Medicaid covers approximately one-quarter of Ohio’s population, according to the Ohio Capital Journal. Approximately 770,000 of those people are covered by the Medicaid expansion to which Ohio signed on in 2014.
Cuts to federal Medicaid spending that have been suggested in a draft budget that now sits in the U.S. House of Representatives would require an approximately 29% increase in state Medicaid spending per resident, should states try to make up the difference.

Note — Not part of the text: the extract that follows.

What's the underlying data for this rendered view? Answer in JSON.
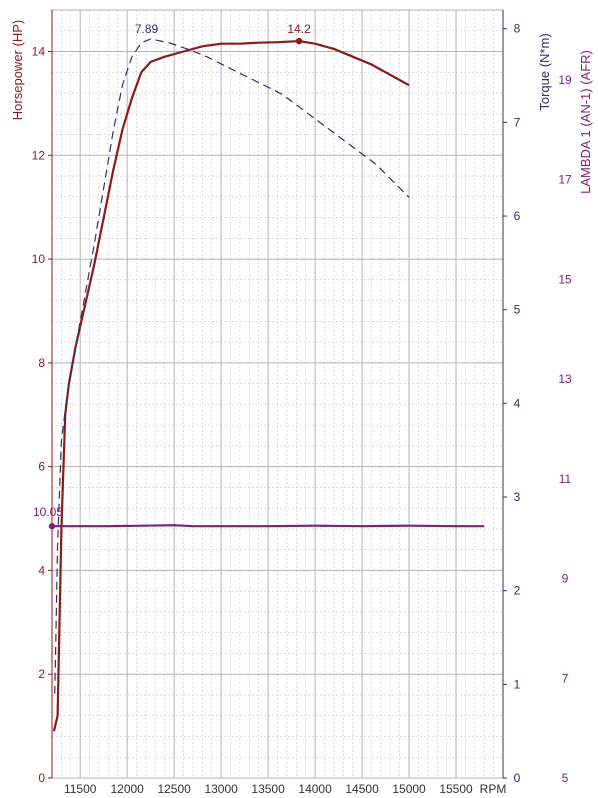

Last month, the Ohio Medicaid Matters Coalition — including the Ohio Hospital Association, Ohio Association of Foodbanks, Ohio State Medical Association and Ohio School-Based Health Alliance — asked Gov. Mike DeWine to be active in defending the state’s Medicaid benefits. At the time, they said Medicaid is a “critical driving force in fostering thriving communities,” while supporting the preservation of coverage for as many Ohioans as possible, according to a report by The Columbus Dispatch.
Necessary reductions in spending are never easy. Certainly doing things the way they have always been done isn’t going to change anything.
Doing nothing is not the answer. But neither is slashing with reckless abandon and no regard for the human beings who will be harmed.
Capito and others are right that perhaps we should first look at eliminating Medicaid fraud and putting other measures in place to ensure the program is a hand up, rather than a hand out.